La demanda de energía para IA dispara los costos de la industria manufacturera en EE. UU.
La creciente demanda eléctrica de los centros de datos de IA está elevando drásticamente los costos operativos de los fabricantes estadounidenses, poniendo en riesgo la competitividad del sector industrial en el Rust Belt.
Puntos clave:
- Contexto: Redactado por Redacción Orbynex y validado por la mesa editorial.
- Hecho central:La creciente demanda eléctrica de los centros de datos de IA está elevando drásticamente los costos operativos de los fabricantes estadounidenses, poniendo en riesgo la competitividad del sector industrial en el Rust Belt.

El sector industrial estadounidense, particularmente en la región conocida como el Rust Belt, se enfrenta a una crisis energética sin precedentes que amenaza con frenar la revitalización de la manufactura nacional. El incremento desmedido en la demanda eléctrica, impulsado principalmente por la proliferación de centros de datos destinados a la inteligencia artificial, está ejerciendo una presión crítica sobre PJM Interconnection, el operador de red eléctrica más grande de los Estados Unidos. Esta situación ha provocado un aumento drástico en los costos operativos de empresas tradicionales, complicando los objetivos de fortalecer la producción local.
Los datos indican que las facturas eléctricas de las fábricas están experimentando alzas significativamente superiores a las observadas en otros sectores comerciales o residenciales. Un ejemplo ilustrativo es la empresa Belden Brick Company, una firma con más de un siglo de historia en Ohio, que ha visto cómo sus gastos mensuales por energía se han disparado desde los 1,600 dólares hasta los 12,000 dólares. Este incremento se atribuye directamente a los nuevos cargos por capacidad impuestos en la región de trece estados que gestiona PJM, una consecuencia directa de la saturación de la red.

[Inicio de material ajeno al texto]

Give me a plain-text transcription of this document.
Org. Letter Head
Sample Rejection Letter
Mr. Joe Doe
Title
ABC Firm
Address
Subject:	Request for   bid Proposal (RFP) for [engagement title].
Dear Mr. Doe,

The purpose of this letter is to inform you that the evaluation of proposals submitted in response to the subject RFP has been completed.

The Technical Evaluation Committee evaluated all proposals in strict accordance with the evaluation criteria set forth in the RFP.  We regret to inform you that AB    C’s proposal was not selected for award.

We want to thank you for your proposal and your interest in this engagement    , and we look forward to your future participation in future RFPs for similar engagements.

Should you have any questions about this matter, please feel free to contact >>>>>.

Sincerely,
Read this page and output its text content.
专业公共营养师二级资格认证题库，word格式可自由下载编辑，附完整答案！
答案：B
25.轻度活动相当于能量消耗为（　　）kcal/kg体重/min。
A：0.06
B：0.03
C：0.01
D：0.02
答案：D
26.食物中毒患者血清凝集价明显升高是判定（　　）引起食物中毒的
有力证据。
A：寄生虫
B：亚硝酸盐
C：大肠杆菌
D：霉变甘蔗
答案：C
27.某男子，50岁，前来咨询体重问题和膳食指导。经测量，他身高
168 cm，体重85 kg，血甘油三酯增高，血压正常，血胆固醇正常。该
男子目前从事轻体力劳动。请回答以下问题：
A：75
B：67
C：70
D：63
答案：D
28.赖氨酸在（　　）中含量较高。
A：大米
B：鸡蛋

La industria siderúrgica, un pilar fundamental de la economía regional, es una de las más afectadas. Según la Steel Manufacturers Association, las empresas del sector concentradas en el área de influencia de PJM están asumiendo costos adicionales que suman decenas de millones de dólares anuales. Dado que la electricidad representa entre el 20 y el 40 por ciento de los gastos totales de producción de acero, el impacto en los márgenes de beneficio es devastador. Cada horno de arco eléctrico requiere una carga operativa masiva, oscilando entre los 40 y 200 megavatios, lo que sitúa a la industria en una posición de vulnerabilidad extrema ante la volatilidad de los precios energéticos.
Si bien la construcción de nuevos centros de datos ha generado una demanda considerable de acero, estimada en un millón de toneladas anuales, este beneficio se ve opacado por el encarecimiento de la energía. La empresa Metallus, con sede en Ohio, ha reportado un aumento del 70 por ciento en sus costos eléctricos desde 2024, lo que se traduce en un gasto extra de 15 millones de dólares cada año. Esta dinámica crea una paradoja económica donde el auge tecnológico termina perjudicando la competitividad de los fabricantes pesados.
El origen de este problema radica en el drástico aumento de los precios de capacidad dentro del sistema de PJM. Estos precios, que reflejan las previsiones de oferta y demanda, han pasado de 28.92 dólares por megavatio-día en 2024 a 329.17 dólares en 2026. Esta escalada, provocada por la llegada masiva de proyectos de inteligencia artificial, ha transformado el panorama energético, dejando a los fabricantes tradicionales en una lucha constante por mantener la viabilidad de sus operaciones frente a una infraestructura eléctrica que prioriza las nuevas exigencias de la era digital.